多面評価とは、人材育成や評価の公正性、客観性の確保のために、上司だけではなく、部下や同僚など多方面より評価を行う制度をいいます。評価導入の目的としては、複数の評価者が評価することで客観性、公平性を実現する点にあります。多面評価は周囲のあらゆる方向からの評価であるため、360度評価とも呼ばれることがあります。また、評価者を上位者や同僚に限る場合は、180度評価と呼ぶ場合もあります。
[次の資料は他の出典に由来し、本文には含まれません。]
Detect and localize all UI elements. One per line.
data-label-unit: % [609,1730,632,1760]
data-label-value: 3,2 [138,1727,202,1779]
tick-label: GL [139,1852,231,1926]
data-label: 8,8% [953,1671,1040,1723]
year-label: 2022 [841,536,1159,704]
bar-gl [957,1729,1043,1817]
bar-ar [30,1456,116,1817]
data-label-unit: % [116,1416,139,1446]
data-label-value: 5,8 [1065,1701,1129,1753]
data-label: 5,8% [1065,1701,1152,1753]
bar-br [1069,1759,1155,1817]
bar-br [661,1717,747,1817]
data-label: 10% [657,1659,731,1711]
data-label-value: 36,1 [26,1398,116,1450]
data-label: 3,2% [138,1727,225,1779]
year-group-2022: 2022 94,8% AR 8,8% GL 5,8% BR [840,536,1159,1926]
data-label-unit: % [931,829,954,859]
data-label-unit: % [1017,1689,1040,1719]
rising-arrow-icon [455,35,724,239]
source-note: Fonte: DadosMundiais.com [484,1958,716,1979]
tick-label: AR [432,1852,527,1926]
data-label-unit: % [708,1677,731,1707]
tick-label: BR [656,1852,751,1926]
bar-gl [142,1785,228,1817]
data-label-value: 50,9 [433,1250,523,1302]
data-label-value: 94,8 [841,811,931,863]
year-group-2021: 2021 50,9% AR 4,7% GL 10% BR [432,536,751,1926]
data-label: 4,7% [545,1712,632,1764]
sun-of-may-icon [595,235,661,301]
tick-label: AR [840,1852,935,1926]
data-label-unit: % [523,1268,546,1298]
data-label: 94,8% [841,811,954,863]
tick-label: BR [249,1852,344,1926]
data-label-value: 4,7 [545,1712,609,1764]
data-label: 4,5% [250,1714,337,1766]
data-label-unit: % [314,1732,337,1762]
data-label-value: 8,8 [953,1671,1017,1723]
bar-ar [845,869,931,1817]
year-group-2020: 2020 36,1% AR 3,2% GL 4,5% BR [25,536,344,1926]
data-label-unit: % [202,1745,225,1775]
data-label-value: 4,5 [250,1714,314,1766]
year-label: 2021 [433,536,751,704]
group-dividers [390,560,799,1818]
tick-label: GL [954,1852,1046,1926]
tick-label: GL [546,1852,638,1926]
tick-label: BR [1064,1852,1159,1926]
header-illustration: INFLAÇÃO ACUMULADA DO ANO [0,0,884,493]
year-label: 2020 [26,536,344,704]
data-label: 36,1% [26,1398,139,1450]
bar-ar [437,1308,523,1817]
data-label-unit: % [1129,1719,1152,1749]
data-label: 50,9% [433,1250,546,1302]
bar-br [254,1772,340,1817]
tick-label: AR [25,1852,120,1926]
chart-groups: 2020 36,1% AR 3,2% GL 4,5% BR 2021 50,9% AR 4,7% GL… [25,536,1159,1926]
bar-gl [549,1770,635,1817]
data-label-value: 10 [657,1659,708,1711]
実際に運用する場合の注意点としては、評価者が部下で被評価者が上司である場合には上司が部下へ媚びたり、同僚同士であれば談合が行われたりするリスクもあり、運用が非常に難しい評価制度でもあります。特に、安易に短期的な業績評価に多面評価を利用した場合には、評価制度そのものが機能しないだけでなく人事制度や職場環境全体に悪影響を及ぼす場合もあり、運用にはその辺りのことも考慮して実施する必要があります。

多面評価の運用を上手くいかせるためには、評価者のスキル向上や評価制度への理解が重要になります。また、多面評価を導入している企業では、評価の結果を報酬に反映させるのではなく、管理職に対する部下育成への活用という視点に立ち、結果を本人にフィードバックし「気づき」を与えるに留めるケースが多いのも特徴の一つとなります。
現在は一定規模以上の企業において道入が進んでいますが、運用の工夫が進むことによって、より多くの企業での導入が進むものと思われます。